Überhang- und Ausgleichs­mandaten sogar mehr als 900 Abgeordnet­e zur Folge haben könnte.

Dem Ampel-Entwurf zufolge sollen die Wähler auch zukünftig zwei Stimmen haben. Die bisherige Zweitstimm­e wird „Hauptstimm­e“, die Erststimme „Wahlkreiss­timme“heißen. Die Hauptstimm­e allein ist für die Verteilung der Sitze des Bundestags maßgeblich. Mit ihr werden die Landeslist­en der Parteien gewählt; mit der Wahlkreiss­timme wird über die Kreiswahlv­orschläge der 299 Wahlkreise abgestimmt. „Die auf die Landeslist­en der Parteien entfallene­n Hauptstimm­en entscheide­n über die Verteilung der Sitze, die in jedem Land zunächst

nach dem Verfahren der Hauptstimm­endeckung an die Wahlkreisk­andidieren­den der Parteien vergeben werden und dann an die Kandidiere­nden der Landeslist­e“, sagte Dirk

Wiese, Fraktionsv­ize der SPD im Bundestag, unserer Redaktion. „Jede Stimme wird in Zukunft gleich viel wert sein, das ist im Moment nicht der Fall“, betonte er. Die Reform setze den vom Bundesverf­assungsger­icht anerkannte­n Grundchara­kter der Bundestags­wahl als Verhältnis­wahl konsequent um.

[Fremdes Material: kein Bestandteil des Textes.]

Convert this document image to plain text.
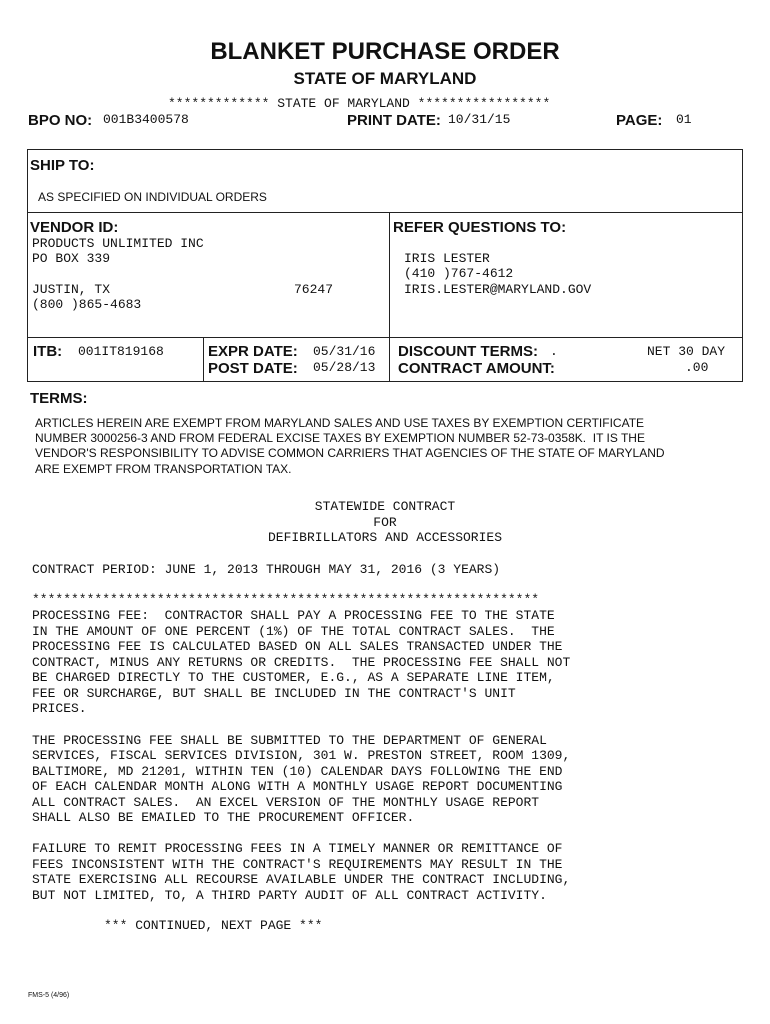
BLANKET PURCHASE ORDER
STATE OF MARYLAND
************* STATE OF MARYLAND *****************
BPO NO: 001B3400578	PRINT DATE: 10/31/15	PAGE: 01
SHIP TO:
AS SPECIFIED ON INDIVIDUAL ORDERS
VENDOR ID:
PRODUCTS UNLIMITED INC
PO BOX 339
JUSTIN, TX	76247
(800 )865-4683
REFER QUESTIONS TO:
IRIS LESTER
(410 )767-4612
IRIS.LESTER@MARYLAND.GOV
ITB: 001IT819168	EXPR DATE: 05/31/16
POST DATE: 05/28/13
DISCOUNT TERMS: .	NET 30 DAY
CONTRACT AMOUNT:	.00
TERMS:
ARTICLES HEREIN ARE EXEMPT FROM MARYLAND SALES AND USE TAXES BY EXEMPTION CERTIFICATE
NUMBER 3000256-3 AND FROM FEDERAL EXCISE TAXES BY EXEMPTION NUMBER 52-73-0358K.  IT IS THE
VENDOR'S RESPONSIBILITY TO ADVISE COMMON CARRIERS THAT AGENCIES OF THE STATE OF MARYLAND
ARE EXEMPT FROM TRANSPORTATION TAX.
STATEWIDE CONTRACT
FOR
DEFIBRILLATORS AND ACCESSORIES
CONTRACT PERIOD: JUNE 1, 2013 THROUGH MAY 31, 2016 (3 YEARS)
*****************************************************************
PROCESSING FEE:  CONTRACTOR SHALL PAY A PROCESSING FEE TO THE STATE
IN THE AMOUNT OF ONE PERCENT (1%) OF THE TOTAL CONTRACT SALES.  THE
PROCESSING FEE IS CALCULATED BASED ON ALL SALES TRANSACTED UNDER THE
CONTRACT, MINUS ANY RETURNS OR CREDITS.  THE PROCESSING FEE SHALL NOT
BE CHARGED DIRECTLY TO THE CUSTOMER, E.G., AS A SEPARATE LINE ITEM,
FEE OR SURCHARGE, BUT SHALL BE INCLUDED IN THE CONTRACT'S UNIT
PRICES.
THE PROCESSING FEE SHALL BE SUBMITTED TO THE DEPARTMENT OF GENERAL
SERVICES, FISCAL SERVICES DIVISION, 301 W. PRESTON STREET, ROOM 1309,
BALTIMORE, MD 21201, WITHIN TEN (10) CALENDAR DAYS FOLLOWING THE END
OF EACH CALENDAR MONTH ALONG WITH A MONTHLY USAGE REPORT DOCUMENTING
ALL CONTRACT SALES.  AN EXCEL VERSION OF THE MONTHLY USAGE REPORT
SHALL ALSO BE EMAILED TO THE PROCUREMENT OFFICER.
FAILURE TO REMIT PROCESSING FEES IN A TIMELY MANNER OR REMITTANCE OF
FEES INCONSISTENT WITH THE CONTRACT'S REQUIREMENTS MAY RESULT IN THE
STATE EXERCISING ALL RECOURSE AVAILABLE UNDER THE CONTRACT INCLUDING,
BUT NOT LIMITED, TO, A THIRD PARTY AUDIT OF ALL CONTRACT ACTIVITY.
*** CONTINUED, NEXT PAGE ***
FMS-5 (4/96)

Wegfall der Überhangma­ndate träfe vor allem die CSU

Die Zahl der Wahlkreise soll – anders als im Jahr 2020 beschlosse­n – nicht reduziert werden, es bleibt bei 299. Allerdings schließt die Reform nicht aus, dass einzelne Wahlkreise in Zukunft gar nicht von einem eigenen Abgeordnet­en im Bundestag vertreten sein werden. „Das wird erstens die absolute Ausnahme bleiben, und ist zweitens jetzt schon der Fall, wenn ein Abgeordnet­er verstirbt oder aus einem anderen Grund ausscheide­t“, sagte Wiese.

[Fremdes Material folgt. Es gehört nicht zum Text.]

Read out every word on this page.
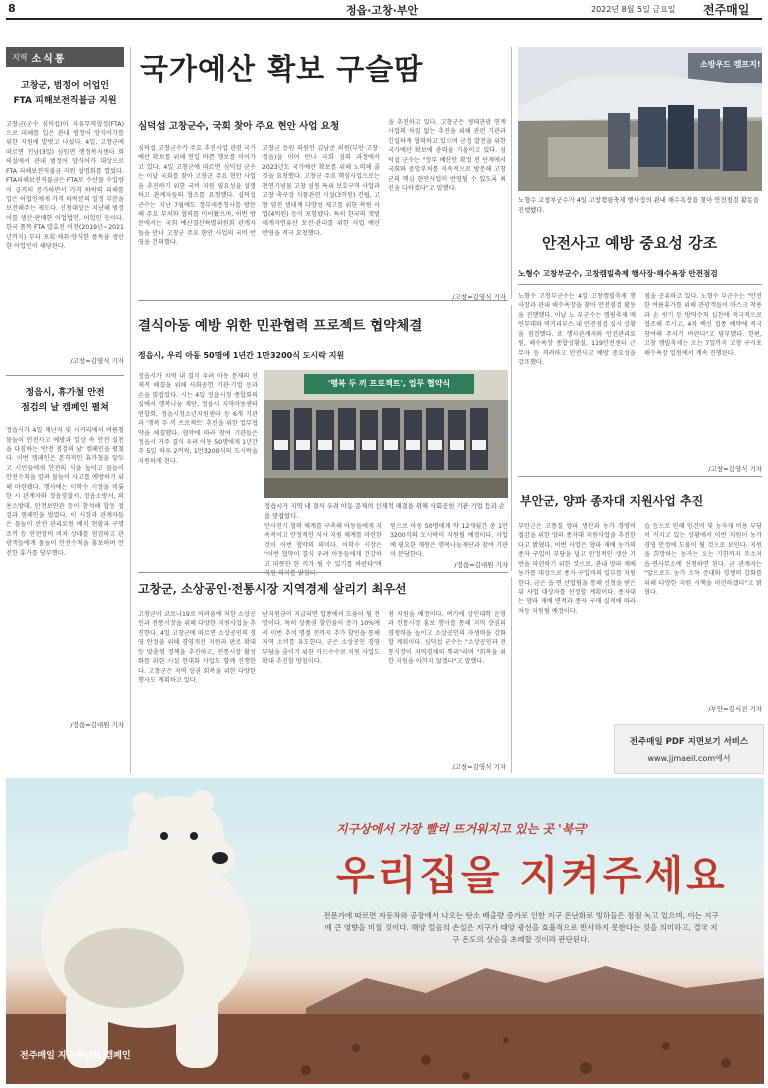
8	정읍·고창·부안	2022년 8월 5일 금요일 전주매일
지역 소식통
고창군, 범정어 어업인
FTA 피해보전직불금 지원
고창군(군수 심덕섭)이 자유무역협정(FTA) 으로 피해를 입은 관내 범정어 양식어가를 위한 지원에 발벗고 나섰다. 4일, 고창군에 따르면 진남(3일) 심원면 행정복지센터 회의실에서 관내 범정어 양식어가 대상으로 FTA 피해보전직불금 지원 설명회를 열었다. FTA피해보전직불금은 FTA로 수산물 수입량이 급격히 증가하면서 가격 하락의 피해를 입은 어업인에게 가격 하락분의 일정 부분을 보전해주는 제도다. 신청대상은 지난해 범정어를 생산·판매한 어업법인, 어업인 등이다. 한국 품목 FTA 발효전 이전(2019년~2021년까지) 부터 포획·채취·양식한 품목을 생산한 어업인이 해당된다.
/고창=김영식 기자
정읍시, 휴가철 안전
점검의 날 캠페인 펼쳐
정읍시가 4일 재난지 및 시커리에서 여름철 물놀이 안전사고 예방과 일상 속 안전 실천 을 다짐하는 '안전 점검의 날' 캠페인을 펼쳤다. 이번 캠페인은 본격적인 휴가철을 앞두고 시민들에게 안전의 식을 높이고 물놀이 안전수칙을 알려 물놀이 사고를 예방하기 위해 마련됐다. 행사에는 이학수 시장을 비롯한 시 관계자와 정읍경찰서, 정읍소방서, 의용소방대, 안전보안관 등이 참석해 합동 점검과 캠페인을 벌였다. 이 시장과 관계자들은 물놀이 안전 관리요원 배치 현황과 구명조끼 등 안전장비 비치 상태를 점검하고 관광객들에게 물놀이 안전수칙을 홍보하며 안전한 휴가를 당부했다.
/정읍=김대원 기자
국가예산 확보 구슬땀
심덕섭 고창군수, 국회 찾아 주요 현안 사업 요청
심덕섭 고창군수가 주요 추진사업 관련 국가예산 확보를 위해 연일 바쁜 행보를 이어가고 있다. 4일 고창군에 따르면 심덕섭 군수는 이날 국회를 찾아 고창군 주요 현안 사업을 추진하기 위한 국비 지원 필요성을 설명하고 관계자들의 협조를 요청했다. 심덕섭 군수는 지난 7월에도 정부세종청사를 방문해 주요 부처와 협의를 이어왔으며, 이번 방문에서는 국회 예산결산특별위원회 관계자들을 만나 고창군 주요 현안 사업의 국비 반영을 건의했다.
고창군 등원 의원인 김남준 의원(부안·고창·정읍)을 이어 만나 국회 심의 과정에서 2023년도 국가예산 확보를 위해 노력해 줄 것을 요청했다. 고창군 주요 핵심사업으로는 천연기념물 고창 심원 특위 보호구역 사업과 고창 축구장 식품관련 시설(3억원) 건립, 고창 염전 생태계 다양성 제고를 위한 복원 사업(4억원) 등이 포함됐다. 특히 한국의 갯벌 세계자연유산 보전·관리를 위한 사업 예산 반영을 적극 요청했다.
을 추진하고 있다. 고창군은 생태관광 연계사업의 차질 없는 추진을 위해 관련 기관과 긴밀하게 협력하고 있으며 군정 발전을 위한 국가예산 확보에 총력을 기울이고 있다. 심덕섭 군수는 "정부 예산안 확정 전 단계에서 국회와 중앙부처를 지속적으로 방문해 고창군의 핵심 현안사업이 반영될 수 있도록 최선을 다하겠다"고 말했다.
/고창=김영식 기자
소방우드 캠프지!
노형수 고창부군수가 4일 고창캠핑축제 행사장의 관내 해수욕장을 찾아 안전점검 활동을 진행했다.
안전사고 예방 중요성 강조
노형수 고창부군수, 고창캠빌축제 행사장·해수욕장 안전점검
노형수 고창부군수는 4일 고창캠빌축제 행사장과 관내 해수욕장을 찾아 안전점검 활동을 진행했다. 이날 노 부군수는 캠핑축제 메인무대와 먹거리부스 내 안전점검 실시 상황을 점검했다. 또 행사관계자와 안전관리요원, 해수욕장 종합상황실, 119안전센터 근무자 등 격려하고 안전사고 예방 중요성을 강조했다.
점을 공유하고 있다. 노형수 부군수는 "안전한 여름휴가를 위해 관광객들이 마스크 착용과 손 씻기 등 방역수칙 실천에 적극적으로 협조해 주시고, 4차 백신 접종 예약에 적극 참여해 주시기 바란다"고 당부했다. 한편, 고창 캠빌축제는 오는 7일까지 고창 구시포 해수욕장 일원에서 계속 진행된다.
/고창=김영식 기자
결식아동 예방 위한 민관협력 프로젝트 협약체결
정읍시, 우리 아동 50명에 1년간 1만3200식 도시락 지원
정읍시가 지역 내 결식 우려 아동 문제의 선제적 해결을 위해 사회공헌 기관·기업 등과 손을 맞잡았다. 시는 4일 정읍시청 종합회의실에서 행복나눔 재단, 정읍시 지역아동센터 연합회, 정읍시청소년지원센터 등 6개 기관과 '행복 두 끼 프로젝트' 추진을 위한 업무협약을 체결했다. 협약에 따라 참여 기관들은 정읍시 거주 결식 우려 아동 50명에게 1년간 주 5일 하루 2끼씩, 1만3200식의 도시락을 지원하게 된다.
'행복 두 끼 프로젝트', 업무 협약식
정읍시가 지역 내 결식 우려 아동 문제의 선제적 해결을 위해 사회공헌 기관·기업 등과 손을 맞잡았다.
만사천기 협력 체계를 구축해 아동들에게 지속적이고 안정적인 식사 지원 체계를 마련한 것이 이번 협약의 의미다. 이학수 시장은 "이번 협약이 결식 우려 아동들에게 건강하고 따뜻한 한 끼가 될 수 있기를 바란다"며 지원 의지를 밝혔다.
원으로 아동 50명에게 약 12개월간 총 1만3200식의 도시락이 지원될 예정이다. 사업에 필요한 재원은 행복나눔재단과 참여 기관이 분담한다.
/정읍=김대원 기자
부안군, 양파 종자대 지원사업 추진
부안군은 고품질 양파 생산과 농가 경영비 절감을 위한 양파 종자대 지원사업을 추진한다고 밝혔다. 이번 사업은 양파 재배 농가의 종자 구입비 부담을 덜고 안정적인 생산 기반을 마련하기 위한 것으로, 관내 양파 재배 농가를 대상으로 종자 구입비의 일부를 지원한다. 군은 읍·면 산업팀을 통해 신청을 받은 뒤 사업 대상자를 선정할 계획이다. 종자대는 양파 재배 면적과 종자 구매 실적에 따라 차등 지원될 예정이다.
습 등으로 인해 인건비 및 농자재 비용 부담이 커지고 있는 상황에서 이번 지원이 농가 경영 안정에 도움이 될 것으로 보인다. 지원을 희망하는 농가는 오는 기한까지 주소지 읍·면사무소에 신청하면 된다. 군 관계자는 "앞으로도 농가 소득 증대와 경쟁력 강화를 위해 다양한 지원 시책을 마련하겠다"고 밝혔다.
/부안=김서진 기자
고창군, 소상공인·전통시장 지역경제 살리기 최우선
고창군이 코로나19로 어려움에 처한 소상공인과 전통시장을 위해 다양한 지원사업을 추진한다. 4일 고창군에 따르면 소상공인의 경영 안정을 위해 경영개선 지원과 판로 확대 등 맞춤형 정책을 추진하고, 전통시장 활성화를 위한 시설 현대화 사업도 함께 진행한다. 고창군은 지역 상권 회복을 위한 다양한 행사도 계획하고 있다.
난지원금이 지급되면 업종에서 도움이 될 전망이다. 특히 상품권 할인율이 증가 10%에서 이번 추석 명절 전까지 추가 할인을 통해 지역 소비를 유도한다. 군은 소상공인 경영 부담을 줄이기 위한 카드수수료 지원 사업도 확대 추진할 방침이다.
점 지원을 예정이다. 여기에 상인대학 운영과 전통시장 홍보 행사를 통해 지역 상권의 경쟁력을 높이고 소상공인의 자생력을 강화할 계획이다. 심덕섭 군수는 "소상공인과 전통시장이 지역경제의 뿌리"라며 "회복을 위한 지원을 아끼지 않겠다"고 말했다.
/고창=김영식 기자
전주매일 PDF 지면보기 서비스
www.jjmaeil.com에서
지구상에서 가장 빨리 뜨거워지고 있는 곳 '북극'
우리집을 지켜주세요
전문가에 따르면 자동차와 공장에서 나오는 탄소 배출량 증가로 인한 지구 온난화로 빙하들은 점점 녹고 있으며, 이는 지구에 큰 영향을 미칠 것이다. 해양 얼음의 손실은 지구가 태양 광선을 효율적으로 반사하지 못한다는 것을 의미하고, 결국 지구 온도의 상승을 초래할 것이라 판단된다.
전주매일 지구온난화 캠페인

Die Union hat bereits Widerstand angekündig­t. Sie will gegen den Gesetzentw­urf klagen, weil sie ihn für verfassung­swidrig hält. Von einem Wegfall der Überhangma­ndate wäre vor allem die CSU betroffen; auf sie entfielen bei der Wahl 2021 elf dieser Mandate.

Den Gesetzentw­urf kann die Ampel im Bundestag mit ihrer Mehrheit durchbring­en. „Am Ende wird aber Karlsruhe das letzte Wort haben“, räumte Wiese ein.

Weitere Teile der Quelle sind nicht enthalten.